Bir an irkiliyorum ve dolabın yanından kalkıyorum, gözümdeki yaşlar o güzel yıllarımın zihnimde canlanmasıyla kurumuş. Elim de tokası kopmuş parlak rugan ayakkabımın teki duruyor.

O an karar alıyorum bu satırları yazmaya.Beni mutlu edenin ,duygulandıranın dolabımda rastladığım ; kırmızı çiçekli elbiseme takım olsun diye aldığımız, yıllar sonra dağınıklıkta elime takılan ayakkabılarımın olmadığını düşünüyorum. Ayakkabılar sadece süs. Anaokulunda sahne aldığım gösterinin küçük bir parçası. Anneannemin diktiği kırmızı çiçekli elbisenin tamamlayıcı aksesuarı.

Kırmızı ayakkabılar çocukluğumun rengi!
Kırmızı ayakkabılar ; Minnoş’a süt ısıttığım pembe tencere!
Annemin telaşlı sesi!
Annemin bana verdiği değerin sıcaklığı!
En önemlisi de anneme duyduğum büyük sevgi!
Kırmızı ayakkabılarım!
Kırmızı rugan ayakkabılarım!

Annem her yerdesin sen!
Bazen penceremde saklanan annesiz yavru güvercinin yanında anne sıcaklığıyla durmaktasın, bazen komşunun mutfağından gelen patates kızartmasının kokusunda gizlisin. Bazen ürktüğüm gök gürültüsünün ışığında yüreğinle bana kol kanat geren kuvvetimsin.

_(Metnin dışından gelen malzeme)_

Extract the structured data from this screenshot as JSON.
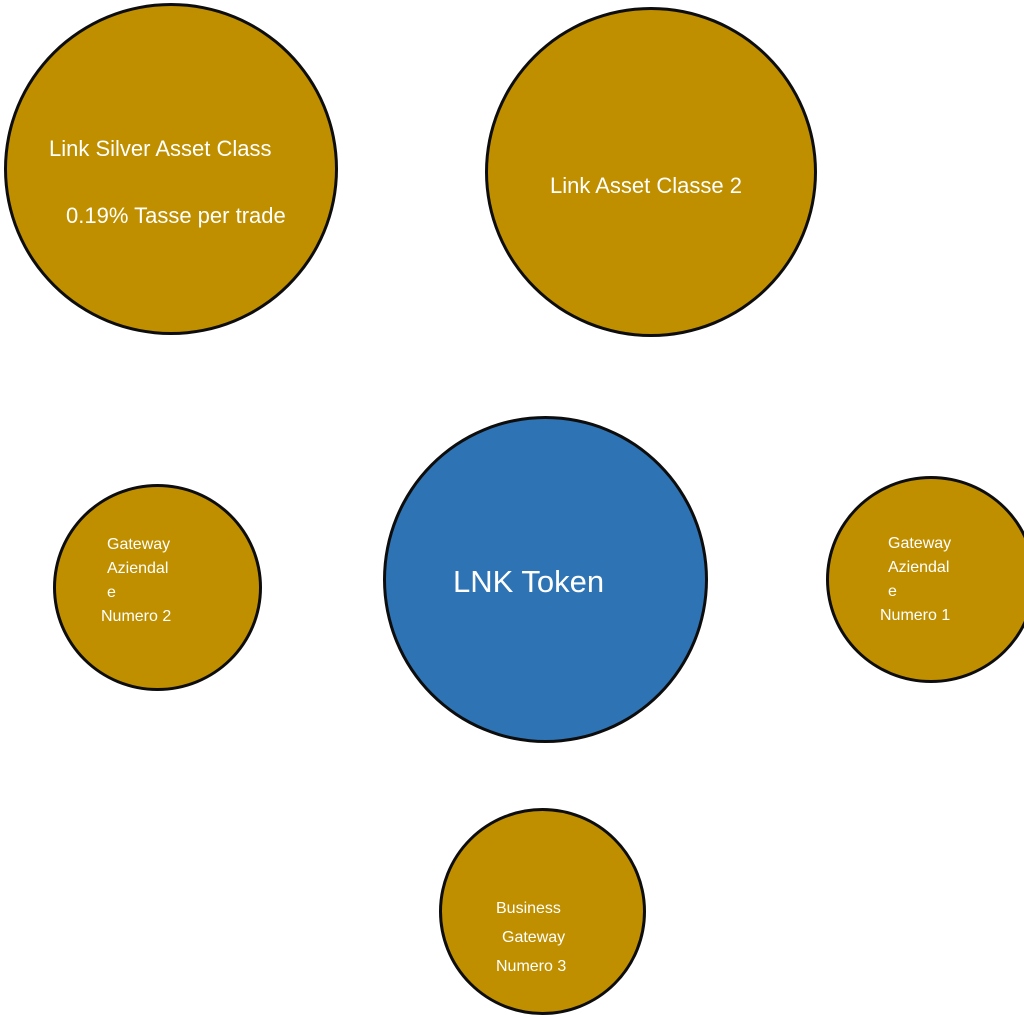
{
  "colors": {
    "asset_node_fill": "#bf8f00",
    "token_node_fill": "#2e74b5",
    "node_outline": "#0d0d0d",
    "label_text": "#ffffff",
    "background": "#ffffff"
  },
  "nodes": {
    "silver_asset_class": {
      "line1": "Link Silver Asset Class",
      "line2": "0.19% Tasse per trade"
    },
    "asset_class_2": {
      "line1": "Link Asset Classe 2"
    },
    "lnk_token": {
      "line1": "LNK Token"
    },
    "gateway_2": {
      "line1": "Gateway",
      "line2": "Aziendal",
      "line3": "e",
      "line4": "Numero 2"
    },
    "gateway_1": {
      "line1": "Gateway",
      "line2": "Aziendal",
      "line3": "e",
      "line4": "Numero 1"
    },
    "gateway_3": {
      "line1": "Business",
      "line2": "Gateway",
      "line3": "Numero 3"
    }
  }
}
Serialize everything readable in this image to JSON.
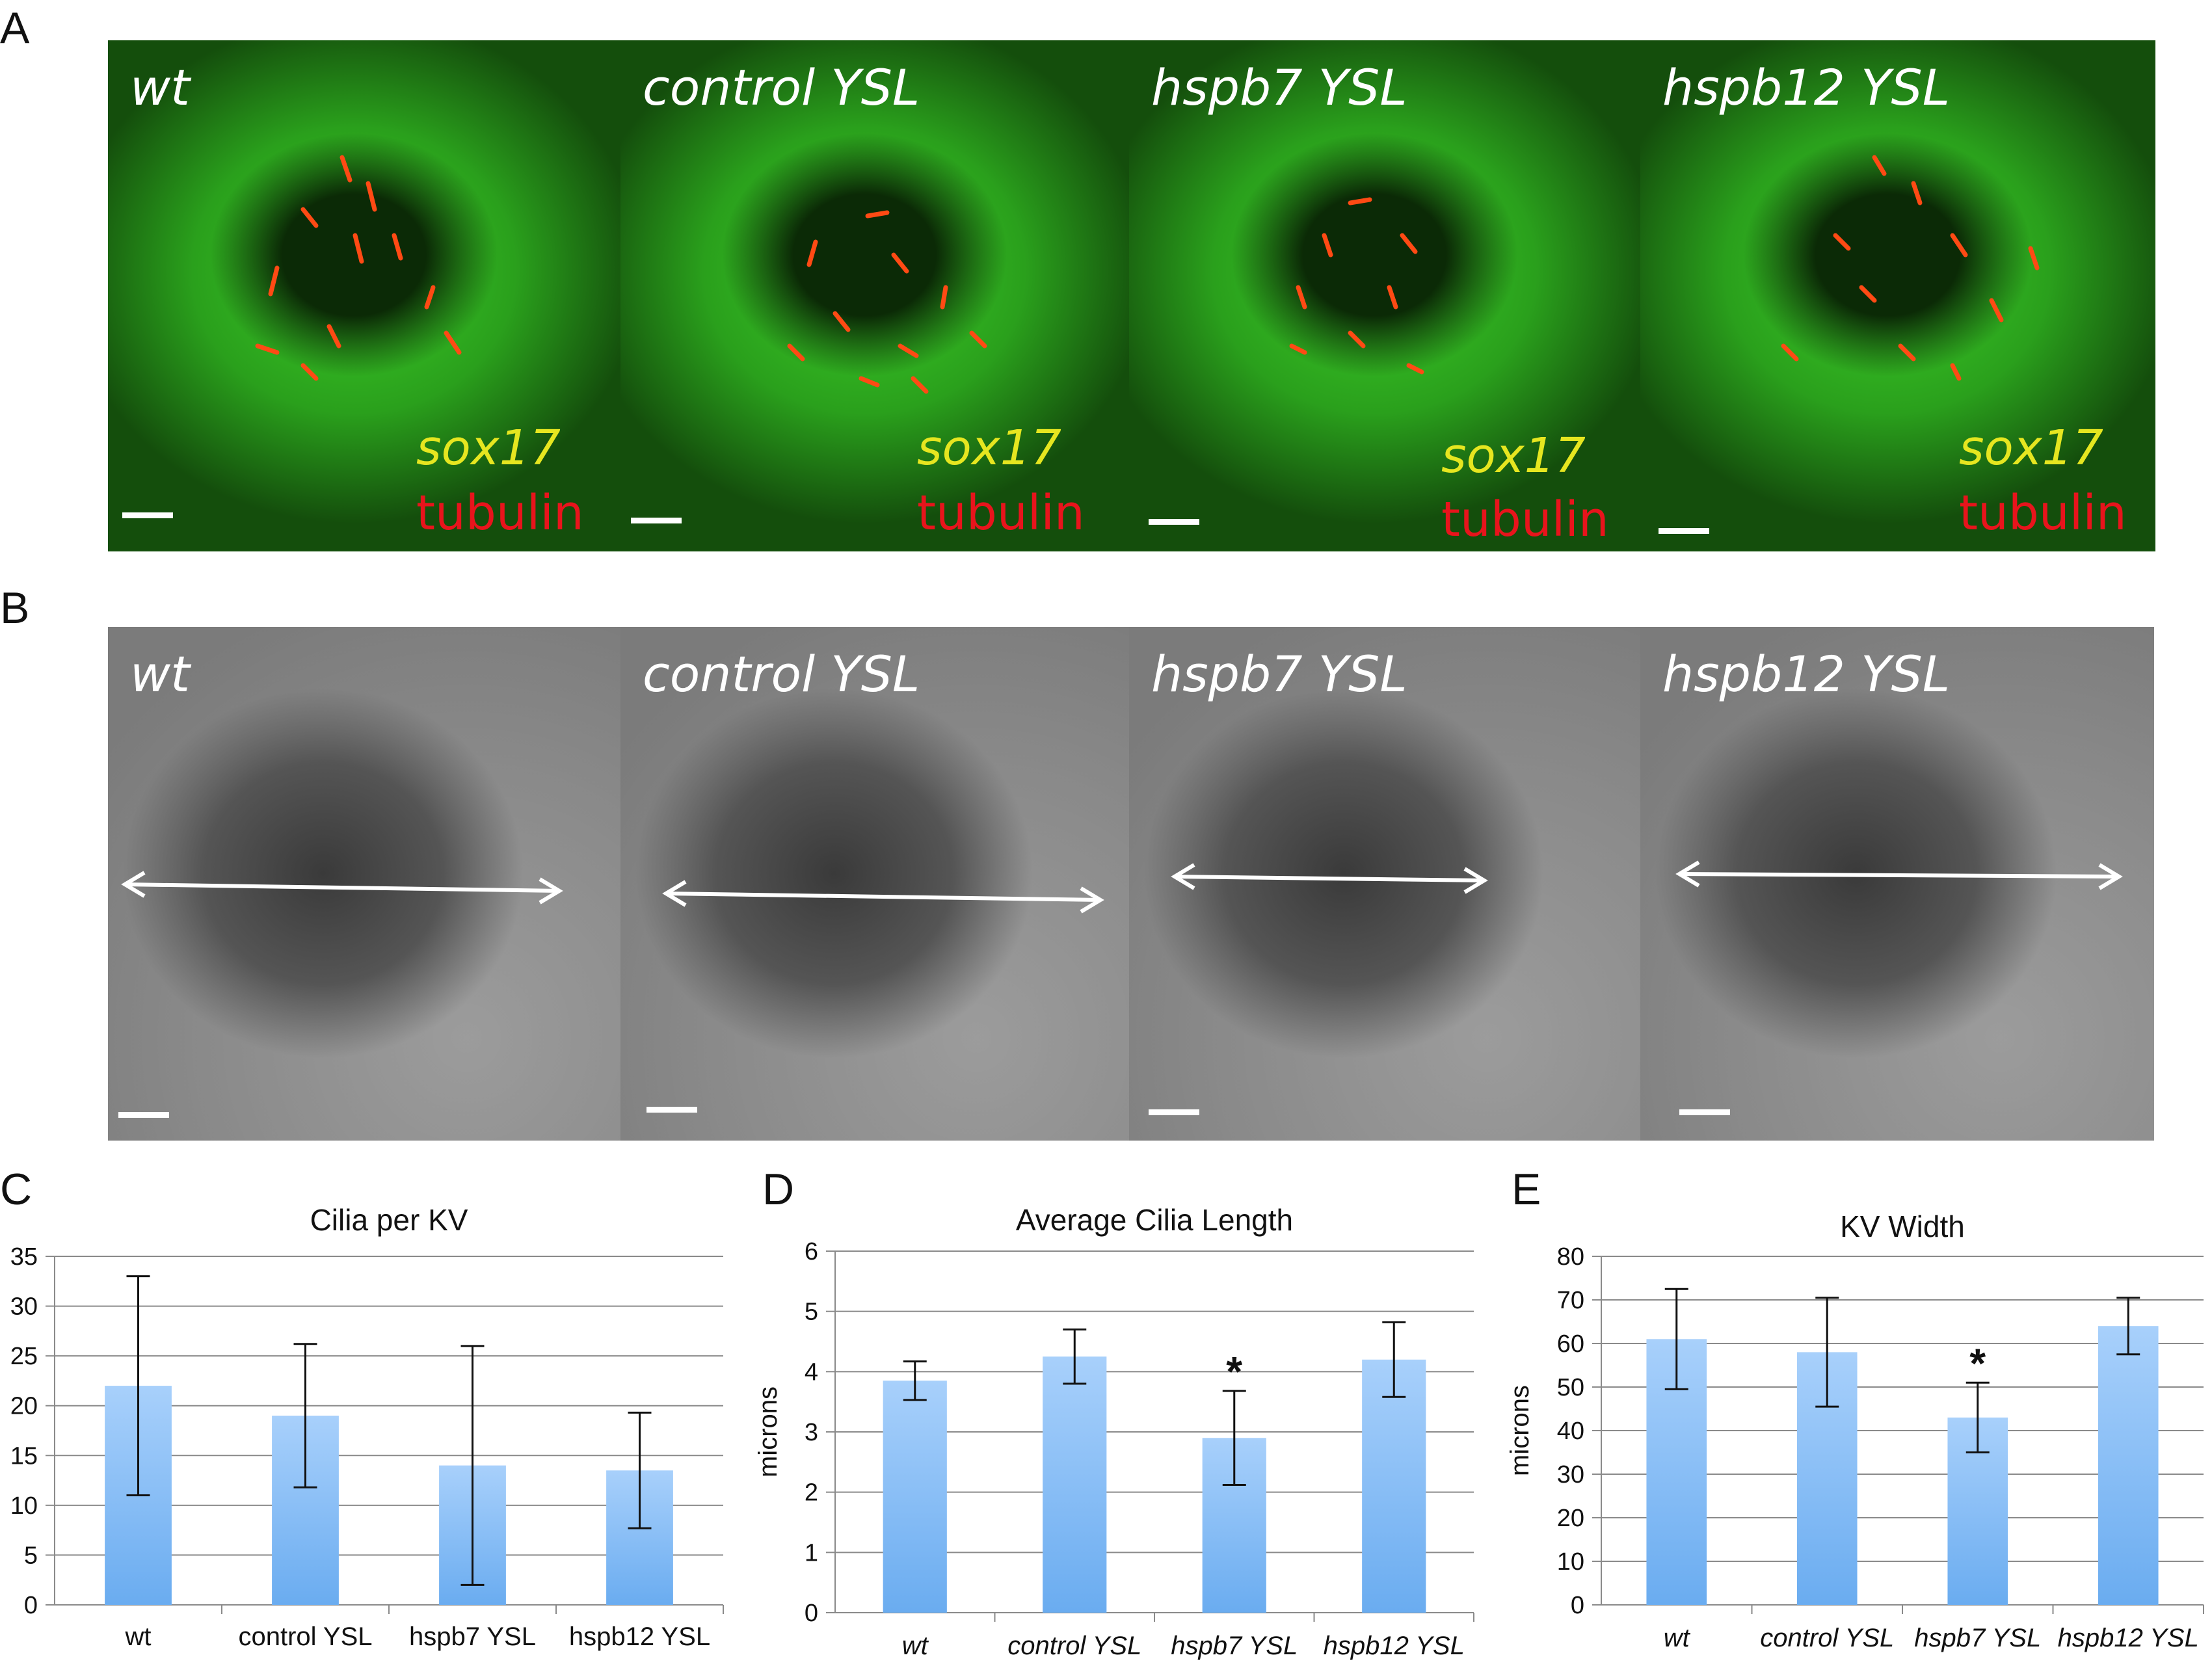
{
  "panel_letters": {
    "a": "A",
    "b": "B",
    "c": "C",
    "d": "D",
    "e": "E"
  },
  "row_a": {
    "panels": [
      {
        "label": "wt",
        "stain1": "sox17",
        "stain2": "tubulin"
      },
      {
        "label": "control YSL",
        "stain1": "sox17",
        "stain2": "tubulin"
      },
      {
        "label": "hspb7 YSL",
        "stain1": "sox17",
        "stain2": "tubulin"
      },
      {
        "label": "hspb12 YSL",
        "stain1": "sox17",
        "stain2": "tubulin"
      }
    ],
    "colors": {
      "green": "#3ccc28",
      "red": "#e8141c",
      "yellow": "#e6e620"
    }
  },
  "row_b": {
    "panels": [
      {
        "label": "wt"
      },
      {
        "label": "control YSL"
      },
      {
        "label": "hspb7 YSL"
      },
      {
        "label": "hspb12 YSL"
      }
    ]
  },
  "chart_data": [
    {
      "type": "bar",
      "title": "Cilia per KV",
      "ylabel": "",
      "italic_categories": false,
      "categories": [
        "wt",
        "control YSL",
        "hspb7 YSL",
        "hspb12 YSL"
      ],
      "values": [
        22,
        19,
        14,
        13.5
      ],
      "errors": [
        11,
        7.2,
        12,
        5.8
      ],
      "significant": [
        false,
        false,
        false,
        false
      ],
      "ylim": [
        0,
        35
      ],
      "yticks": [
        0,
        5,
        10,
        15,
        20,
        25,
        30,
        35
      ],
      "grid": true,
      "bar_color": "#6aacf0"
    },
    {
      "type": "bar",
      "title": "Average Cilia Length",
      "ylabel": "microns",
      "italic_categories": true,
      "categories": [
        "wt",
        "control YSL",
        "hspb7 YSL",
        "hspb12 YSL"
      ],
      "values": [
        3.85,
        4.25,
        2.9,
        4.2
      ],
      "errors": [
        0.32,
        0.45,
        0.78,
        0.62
      ],
      "significant": [
        false,
        false,
        true,
        false
      ],
      "significance_mark": "*",
      "ylim": [
        0,
        6
      ],
      "yticks": [
        0,
        1,
        2,
        3,
        4,
        5,
        6
      ],
      "grid": true,
      "bar_color": "#6aacf0"
    },
    {
      "type": "bar",
      "title": "KV Width",
      "ylabel": "microns",
      "italic_categories": true,
      "categories": [
        "wt",
        "control YSL",
        "hspb7 YSL",
        "hspb12 YSL"
      ],
      "values": [
        61,
        58,
        43,
        64
      ],
      "errors": [
        11.5,
        12.5,
        8,
        6.5
      ],
      "significant": [
        false,
        false,
        true,
        false
      ],
      "significance_mark": "*",
      "ylim": [
        0,
        80
      ],
      "yticks": [
        0,
        10,
        20,
        30,
        40,
        50,
        60,
        70,
        80
      ],
      "grid": true,
      "bar_color": "#6aacf0"
    }
  ]
}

Radyo kanallarında o çok sevdiğin şarkının nakarat kısmında gizlisin. Annem; sen kilometrelerce uzakta da olsan bana çok yakınsın.

Okuduğum bir romanın kelimelerinde gizlisin.Seyrettiğim bir filmin başrol oyuncususun.

Özledim seni annem,sen de özledin beni biliyorum.Üniversiteyi kazanıp; geldiğim de bu şehire bırakmak istemedi ellerin ellerimi.

Her sıkıntımda gölgemsin , ruhunla beni takip edensin.Sana yazdığım bu satırlar sevgimin sadece az bir kısmı.

Kelimeler yetmez ki annem.Kırmızı ayakkabılarım elimde.Gözlerimi kapadım.Elim telefonda şimdi sesini duyacağım.İyi ki varsın ve benimlesin..İlk işim ayakkabıları tamire götürmek olucak. Senin gibi bir anne olabildiğim de, seni hep hatırlayacağım.